Expedia Group notanymore Nov 14, 2020

Taxes apply to short term trading profits. If you dont want to owe taxes, you could adopt a buy high sell low strategy, really stick it to the IRS....show them who's boss.

Optum Xanadoo Nov 14, 2020

False

Expedia Group notanymore Nov 14, 2020

Whaddaya mean "false" ? my strategy (for OP) is sound....if he loses money on his trades, no taxes owed. It's a lot better than his idea of giving family members money to trade stocks on his behalf. That has disaster written all over it....

Google nJ3pC6 Nov 14, 2020

Wait will Biden increase capital gains tax to 40%? Oh man...

Optum Xanadoo Nov 14, 2020

Yes. This is why folks should focus on policy and not whatever you want to call this past election

Google nJ3pC6 Nov 14, 2020

I hope the election is nullified.

Blink Health yt4fg Nov 14, 2020

On the other hand, if you have losses you can't deduct it at 33 percent rate. And you will have to deal with gift tax rules or prove that it wasn't a gift to irs. I'd strongly advise against this idea if you want peace of mind. If you do invest in family member account, keep it under 10k.
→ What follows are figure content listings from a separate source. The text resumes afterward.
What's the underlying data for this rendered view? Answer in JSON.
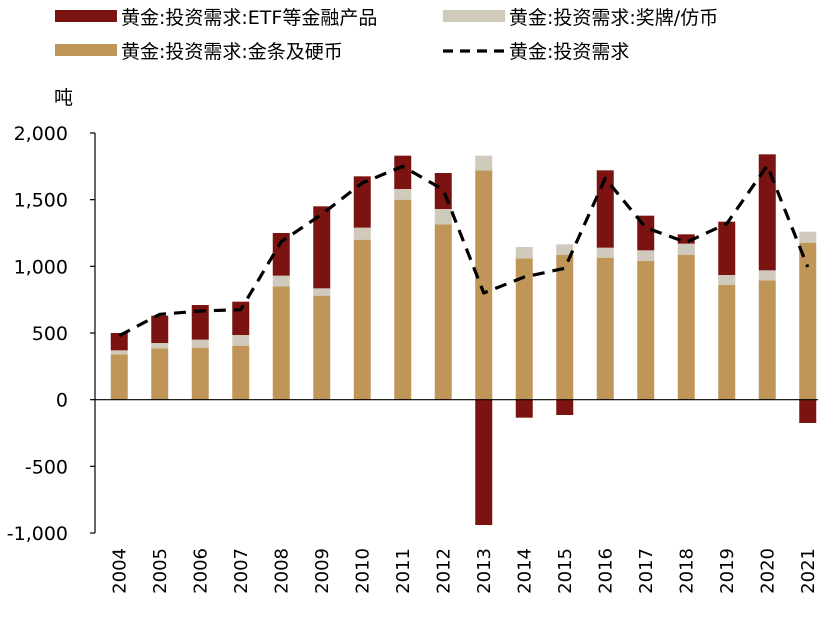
{
  "chart_data": {
    "type": "bar",
    "unit": "吨",
    "categories": [
      "2004",
      "2005",
      "2006",
      "2007",
      "2008",
      "2009",
      "2010",
      "2011",
      "2012",
      "2013",
      "2014",
      "2015",
      "2016",
      "2017",
      "2018",
      "2019",
      "2020",
      "2021"
    ],
    "ylim": [
      -1000,
      2000
    ],
    "yticks": [
      -1000,
      -500,
      0,
      500,
      1000,
      1500,
      2000
    ],
    "ytick_labels": [
      "-1,000",
      "-500",
      "0",
      "500",
      "1,000",
      "1,500",
      "2,000"
    ],
    "colors": {
      "etf": "#7B1410",
      "medals": "#CFCABC",
      "bars_coins": "#BF9558",
      "total_line": "#000000"
    },
    "series": [
      {
        "name": "黄金:投资需求:金条及硬币",
        "key": "bars_coins",
        "mark": "stacked-bar",
        "values": [
          340,
          385,
          390,
          405,
          850,
          780,
          1200,
          1500,
          1315,
          1720,
          1060,
          1085,
          1065,
          1040,
          1085,
          860,
          895,
          1175
        ]
      },
      {
        "name": "黄金:投资需求:奖牌/仿币",
        "key": "medals",
        "mark": "stacked-bar",
        "values": [
          30,
          40,
          60,
          80,
          80,
          55,
          90,
          80,
          115,
          110,
          85,
          80,
          75,
          80,
          85,
          75,
          75,
          85
        ]
      },
      {
        "name": "黄金:投资需求:ETF等金融产品",
        "key": "etf",
        "mark": "stacked-bar",
        "values": [
          130,
          205,
          260,
          250,
          320,
          615,
          385,
          250,
          270,
          -940,
          -135,
          -115,
          580,
          260,
          70,
          400,
          870,
          -175
        ]
      },
      {
        "name": "黄金:投资需求",
        "key": "total",
        "mark": "line",
        "values": [
          480,
          640,
          665,
          675,
          1185,
          1390,
          1625,
          1750,
          1575,
          800,
          920,
          985,
          1660,
          1290,
          1180,
          1320,
          1755,
          995
        ]
      }
    ],
    "legend": [
      {
        "label": "黄金:投资需求:ETF等金融产品",
        "key": "etf",
        "kind": "patch"
      },
      {
        "label": "黄金:投资需求:奖牌/仿币",
        "key": "medals",
        "kind": "patch"
      },
      {
        "label": "黄金:投资需求:金条及硬币",
        "key": "bars_coins",
        "kind": "patch"
      },
      {
        "label": "黄金:投资需求",
        "key": "total",
        "kind": "dashed-line"
      }
    ],
    "legend_position": "top",
    "grid": false
  }
}
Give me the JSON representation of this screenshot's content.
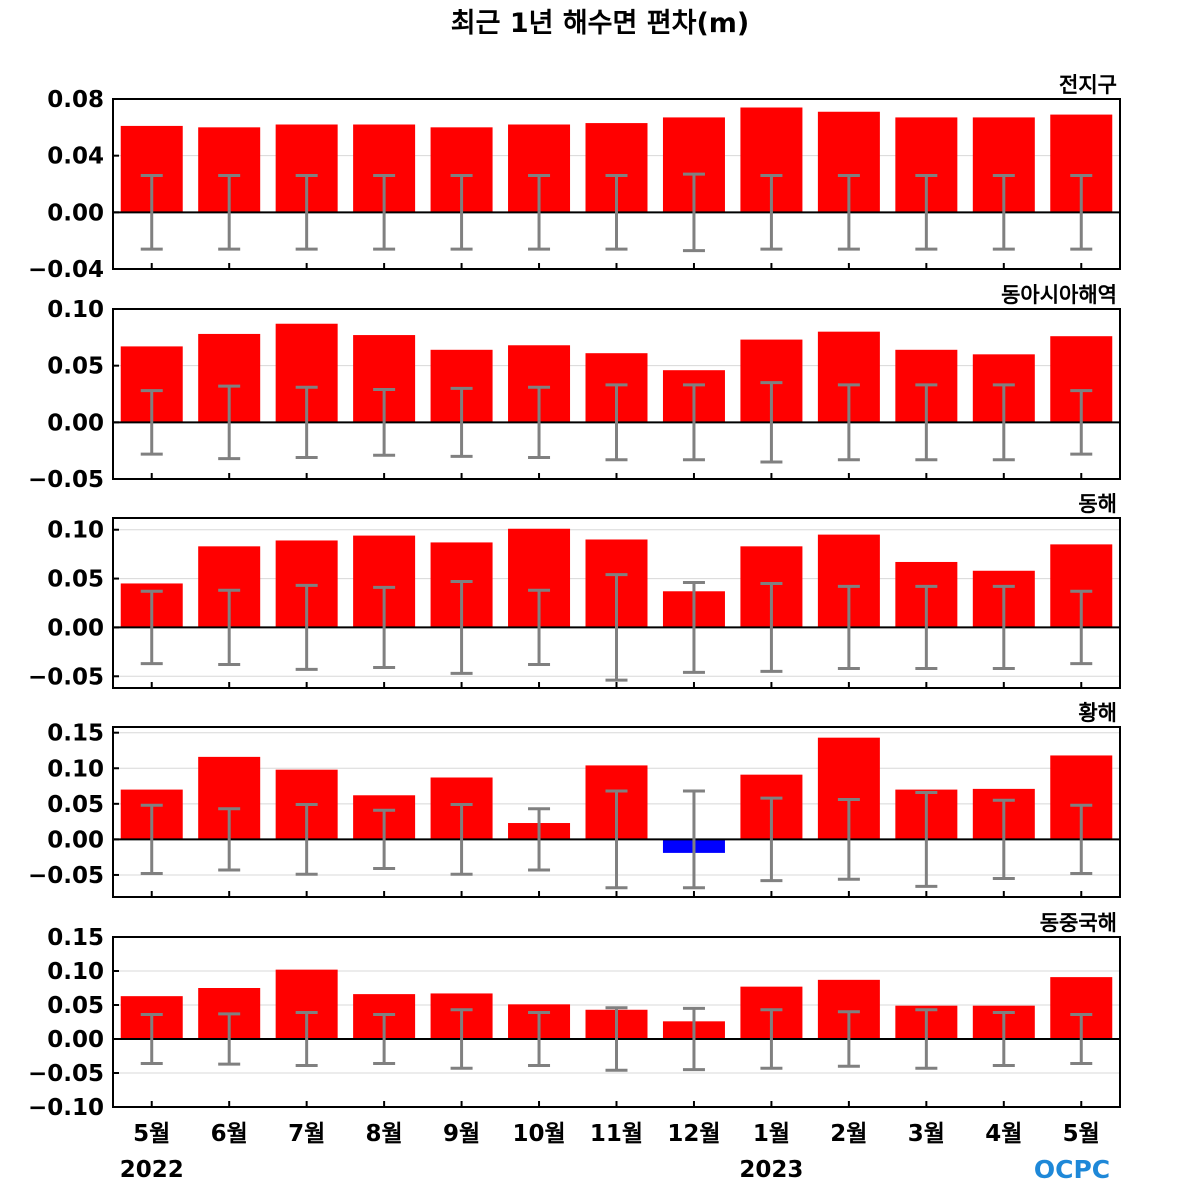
{
  "chart_data": {
    "type": "bar",
    "title": "최근 1년 해수면 편차(m)",
    "categories": [
      "5월",
      "6월",
      "7월",
      "8월",
      "9월",
      "10월",
      "11월",
      "12월",
      "1월",
      "2월",
      "3월",
      "4월",
      "5월"
    ],
    "year_labels": [
      {
        "label": "2022",
        "category_index": 0
      },
      {
        "label": "2023",
        "category_index": 8
      }
    ],
    "logo": "OCPC",
    "colors": {
      "positive": "#ff0000",
      "negative": "#0000ff",
      "error_bar": "#808080",
      "grid": "#d8d8d8"
    },
    "grid": true,
    "panels": [
      {
        "name": "전지구",
        "ylim": [
          -0.04,
          0.08
        ],
        "yticks": [
          0.08,
          0.04,
          0.0,
          -0.04
        ],
        "ytick_labels": [
          "0.08",
          "0.04",
          "0.00",
          "−0.04"
        ],
        "values": [
          0.061,
          0.06,
          0.062,
          0.062,
          0.06,
          0.062,
          0.063,
          0.067,
          0.074,
          0.071,
          0.067,
          0.067,
          0.069
        ],
        "error": [
          0.026,
          0.026,
          0.026,
          0.026,
          0.026,
          0.026,
          0.026,
          0.027,
          0.026,
          0.026,
          0.026,
          0.026,
          0.026
        ]
      },
      {
        "name": "동아시아해역",
        "ylim": [
          -0.05,
          0.1
        ],
        "yticks": [
          0.1,
          0.05,
          0.0,
          -0.05
        ],
        "ytick_labels": [
          "0.10",
          "0.05",
          "0.00",
          "−0.05"
        ],
        "values": [
          0.067,
          0.078,
          0.087,
          0.077,
          0.064,
          0.068,
          0.061,
          0.046,
          0.073,
          0.08,
          0.064,
          0.06,
          0.076
        ],
        "error": [
          0.028,
          0.032,
          0.031,
          0.029,
          0.03,
          0.031,
          0.033,
          0.033,
          0.035,
          0.033,
          0.033,
          0.033,
          0.028
        ]
      },
      {
        "name": "동해",
        "ylim": [
          -0.062,
          0.112
        ],
        "yticks": [
          0.1,
          0.05,
          0.0,
          -0.05
        ],
        "ytick_labels": [
          "0.10",
          "0.05",
          "0.00",
          "−0.05"
        ],
        "values": [
          0.045,
          0.083,
          0.089,
          0.094,
          0.087,
          0.101,
          0.09,
          0.037,
          0.083,
          0.095,
          0.067,
          0.058,
          0.085
        ],
        "error": [
          0.037,
          0.038,
          0.043,
          0.041,
          0.047,
          0.038,
          0.054,
          0.046,
          0.045,
          0.042,
          0.042,
          0.042,
          0.037
        ]
      },
      {
        "name": "황해",
        "ylim": [
          -0.081,
          0.158
        ],
        "yticks": [
          0.15,
          0.1,
          0.05,
          0.0,
          -0.05
        ],
        "ytick_labels": [
          "0.15",
          "0.10",
          "0.05",
          "0.00",
          "−0.05"
        ],
        "values": [
          0.07,
          0.116,
          0.098,
          0.062,
          0.087,
          0.023,
          0.104,
          -0.019,
          0.091,
          0.143,
          0.07,
          0.071,
          0.118
        ],
        "error": [
          0.048,
          0.043,
          0.049,
          0.041,
          0.049,
          0.043,
          0.068,
          0.068,
          0.058,
          0.056,
          0.066,
          0.055,
          0.048
        ]
      },
      {
        "name": "동중국해",
        "ylim": [
          -0.1,
          0.15
        ],
        "yticks": [
          0.15,
          0.1,
          0.05,
          0.0,
          -0.05,
          -0.1
        ],
        "ytick_labels": [
          "0.15",
          "0.10",
          "0.05",
          "0.00",
          "−0.05",
          "−0.10"
        ],
        "values": [
          0.063,
          0.075,
          0.102,
          0.066,
          0.067,
          0.051,
          0.043,
          0.026,
          0.077,
          0.087,
          0.049,
          0.049,
          0.091
        ],
        "error": [
          0.036,
          0.037,
          0.039,
          0.036,
          0.043,
          0.039,
          0.046,
          0.045,
          0.043,
          0.04,
          0.043,
          0.039,
          0.036
        ]
      }
    ]
  }
}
Amazon irunknee Nov 14, 2020

Buy, hold, and never sell. For better results, buy BRK.B, hold, never sell, and never pay dividend tax drag.

Citadel C++23 Nov 15, 2020

BRK underperforms the market in the past decade though...

Amazon irunknee Nov 15, 2020

Maybe if you’re very selective with which 10 year timeframe. 98% of them, no.

Amazon doceyjon Nov 14, 2020

You have to pay taxes for Robinhood trades???? Why is this not in their T&Cs? I will never financially recover from this!